Friday 30 September 2022

On demand: "Vikram Vedha"

There's nothing especially novel about the set-up of the 2017 Tamil thriller Vikram Vedha: once again, we're invited to observe a badass cop's obsessive pursuit of a mocking master criminal. In the hands of emergent narrative strategists Pushkar-Gayatri, however, the movie finds appreciably different routes through the labyrinth of yore. An animated prologue, for starters, recontextualising this time-honoured tale within ancient mythology (while also illustrating the dangers of jumping headlong into the void so as to battle monsters). This cop, Vikram (played by local star Madhavan), also proves to be notably less heroic than the cinematic norm, introduced humiliating a junior colleague, being framing the unarmed suspect he's just shot dead and being an absolute git to his lovely lawyer wife (Shraddha Srinath). Ominously, this dude hasn't unpacked his belongings in the marital home: as per the De Niro character in Heat (some precedent), he's apparently all set to do a runner at any moment. (The good guy, folks!) The scene is right for a takedown, then, or at the very least a shake-up. This duly follows when Chennai's most wanted Vedha (Vijay Sethupathi) surrenders to police custody barely a third of the way through the picture and proceeds to tell a long and convoluted story - thereby preventing Vikram from carrying out the asskicking that is the preserve of cops in Saturday-night crowdpleasers such as this. Suddenly, we're watching an authority figure losing control of their own carefully constructed narrative, the foundation stone of their own heroism. But that's what you risk upon entering into a dialogue: you risk being interrupted, redirected, corrected.

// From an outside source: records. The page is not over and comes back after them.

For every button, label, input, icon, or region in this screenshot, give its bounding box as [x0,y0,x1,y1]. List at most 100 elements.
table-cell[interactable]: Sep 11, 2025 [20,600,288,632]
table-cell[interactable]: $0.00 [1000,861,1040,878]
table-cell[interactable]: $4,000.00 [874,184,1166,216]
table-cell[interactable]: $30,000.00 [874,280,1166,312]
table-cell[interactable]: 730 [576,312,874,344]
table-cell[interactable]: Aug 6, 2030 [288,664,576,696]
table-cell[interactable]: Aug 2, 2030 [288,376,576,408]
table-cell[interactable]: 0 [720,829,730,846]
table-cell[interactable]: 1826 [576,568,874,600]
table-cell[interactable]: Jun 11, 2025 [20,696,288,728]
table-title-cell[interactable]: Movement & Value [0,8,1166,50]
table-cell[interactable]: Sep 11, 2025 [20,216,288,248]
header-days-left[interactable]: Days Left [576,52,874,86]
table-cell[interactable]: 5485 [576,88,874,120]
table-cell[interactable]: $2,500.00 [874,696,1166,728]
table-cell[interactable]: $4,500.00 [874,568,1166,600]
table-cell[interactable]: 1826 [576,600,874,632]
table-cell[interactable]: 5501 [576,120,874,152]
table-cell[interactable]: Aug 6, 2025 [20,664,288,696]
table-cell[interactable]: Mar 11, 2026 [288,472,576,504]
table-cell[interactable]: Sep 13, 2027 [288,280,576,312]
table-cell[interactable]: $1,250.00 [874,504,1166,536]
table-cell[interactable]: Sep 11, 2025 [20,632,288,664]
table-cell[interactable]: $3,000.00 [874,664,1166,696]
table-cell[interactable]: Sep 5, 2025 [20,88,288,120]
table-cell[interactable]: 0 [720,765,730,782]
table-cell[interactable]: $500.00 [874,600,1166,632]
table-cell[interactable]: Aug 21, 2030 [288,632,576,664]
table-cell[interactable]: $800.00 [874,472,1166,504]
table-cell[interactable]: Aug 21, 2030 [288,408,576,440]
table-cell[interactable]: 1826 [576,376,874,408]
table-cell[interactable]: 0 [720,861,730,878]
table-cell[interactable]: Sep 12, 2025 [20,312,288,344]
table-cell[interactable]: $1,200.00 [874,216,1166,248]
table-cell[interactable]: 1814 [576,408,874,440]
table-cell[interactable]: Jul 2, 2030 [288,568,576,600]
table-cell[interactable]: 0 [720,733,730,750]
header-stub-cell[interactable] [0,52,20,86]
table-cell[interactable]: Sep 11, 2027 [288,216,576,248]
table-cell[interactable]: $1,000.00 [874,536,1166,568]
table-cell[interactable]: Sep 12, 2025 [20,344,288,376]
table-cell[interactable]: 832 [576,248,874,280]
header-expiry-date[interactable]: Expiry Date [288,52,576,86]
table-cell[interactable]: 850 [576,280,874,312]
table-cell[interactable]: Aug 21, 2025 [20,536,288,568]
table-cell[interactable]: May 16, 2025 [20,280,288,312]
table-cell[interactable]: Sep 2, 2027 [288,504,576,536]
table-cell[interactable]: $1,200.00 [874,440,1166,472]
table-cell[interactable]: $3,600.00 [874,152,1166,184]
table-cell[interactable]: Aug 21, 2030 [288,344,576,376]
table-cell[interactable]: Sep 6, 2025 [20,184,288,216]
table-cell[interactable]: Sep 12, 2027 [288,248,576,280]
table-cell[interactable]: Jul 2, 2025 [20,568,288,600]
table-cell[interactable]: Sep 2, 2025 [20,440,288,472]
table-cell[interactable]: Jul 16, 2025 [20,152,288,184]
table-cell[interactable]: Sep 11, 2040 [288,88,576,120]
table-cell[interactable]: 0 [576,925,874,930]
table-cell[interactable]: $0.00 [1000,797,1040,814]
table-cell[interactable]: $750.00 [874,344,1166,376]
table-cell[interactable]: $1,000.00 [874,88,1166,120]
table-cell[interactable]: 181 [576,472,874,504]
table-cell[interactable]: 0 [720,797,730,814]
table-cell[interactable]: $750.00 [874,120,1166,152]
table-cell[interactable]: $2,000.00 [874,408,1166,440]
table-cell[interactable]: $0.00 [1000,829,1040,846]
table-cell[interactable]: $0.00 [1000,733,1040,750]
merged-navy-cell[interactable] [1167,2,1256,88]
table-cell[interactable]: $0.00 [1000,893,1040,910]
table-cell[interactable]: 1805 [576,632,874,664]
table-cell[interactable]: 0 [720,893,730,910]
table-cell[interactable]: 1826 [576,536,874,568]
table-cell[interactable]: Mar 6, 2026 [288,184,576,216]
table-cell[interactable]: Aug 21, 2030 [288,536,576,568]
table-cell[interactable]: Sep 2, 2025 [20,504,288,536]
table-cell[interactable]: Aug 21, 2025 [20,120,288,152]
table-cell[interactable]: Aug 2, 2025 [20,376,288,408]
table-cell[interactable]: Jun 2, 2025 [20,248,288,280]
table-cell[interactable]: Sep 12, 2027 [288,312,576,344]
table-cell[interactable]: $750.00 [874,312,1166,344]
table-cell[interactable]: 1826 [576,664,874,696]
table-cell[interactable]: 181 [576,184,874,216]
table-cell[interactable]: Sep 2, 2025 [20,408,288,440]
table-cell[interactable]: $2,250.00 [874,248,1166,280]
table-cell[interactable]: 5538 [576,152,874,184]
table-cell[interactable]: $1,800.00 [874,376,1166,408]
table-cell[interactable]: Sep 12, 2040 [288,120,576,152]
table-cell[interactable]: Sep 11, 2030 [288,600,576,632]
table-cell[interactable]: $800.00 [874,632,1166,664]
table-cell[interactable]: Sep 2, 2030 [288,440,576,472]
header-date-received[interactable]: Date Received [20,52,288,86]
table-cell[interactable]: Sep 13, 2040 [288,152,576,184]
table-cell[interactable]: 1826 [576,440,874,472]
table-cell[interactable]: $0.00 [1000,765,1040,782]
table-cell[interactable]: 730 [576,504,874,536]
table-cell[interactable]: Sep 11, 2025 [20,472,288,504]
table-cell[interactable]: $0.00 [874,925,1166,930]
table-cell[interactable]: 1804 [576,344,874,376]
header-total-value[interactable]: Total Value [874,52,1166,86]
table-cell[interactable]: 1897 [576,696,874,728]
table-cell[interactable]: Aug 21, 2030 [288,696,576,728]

An altogether self-reflexive affair, then - an exercise in long-form, big-picture yarnspinning that also encompasses a fair amount of running, jumping and those tremendous open-handed slaps that are the signature move of the Indian action hero. The discourse starts in the opening sequence, Vikram insisting one hood tell him a joke at gunpoint; it develops - festers, maybe - back at HQ, the cops swapping legends that shore up what would otherwise be fairly tattered reputations; in the interview-room scenes, it explodes into a full-on battle of wills and philosophies. What Pushkar-Gayatri are themselves interrogating is what we want from stories such as these, and what the men's self-glorifying tales tell us about the tellers. At its most radical, Vikram Vedha gestures towards a procedural that is above anything else rhetorical, where talk replaces action - or talk becomes a kind of action in itself, the villain tying the hero up in knots with his tongue and giving everybody the runaround. More conventional forms of thinking hold sway elsewhere. It's fun to see Srinath's lawyer getting drawn into these cat-and-mouse negotiations (as Vedha's counsel, no less, in a further slap to her man's ego), but this broadly remains a boys' town, the leads making light work of this chatter while suggesting the growth that comes from reflecting on the words of others; it's an actioner where the hero and villain are chastened by one another.

The final act struck me as disappointingly rote, almost like something a money-grubbing, risk-averse, trailer-conscious producer would have insisted on filming: a shootout in an abandoned factory, where the conversation is finally halted, loose ends are tied up at length, and nothing really gets as subverted as it is in the first two-thirds. It's ultimately a playful film rather than an especially deep one, an entertainment above all else. But it is entertaining for the most part, scouting out characterful locations that prove very nearly as lived-in as the premise and therein unlocking unexpected lines of entry and exit for each scene; Pushkar-Gayatri also pay a high level of attention to exactly that character development and plot detail now missing from a lot of high-profile Bollywood (and Hollywood) scripts. You can tell someone behind the camera has spent late nights getting all the structural nuts-and-bolts in place, and making sure everything else lines up as it should. It proved as much a statement of creative intent for its makers as The Usual Suspects (another touchstone of some sort) was for Christopher McQuarrie: within five years, this pair would be running their own Amazon streaming show (Suzhal: The Vortex) and remaking Vikram Vedha in Hindi with major Bollywood stars. You can still go a long way with the gift of the gab.

Vikram Vedha is now streaming on Prime Video.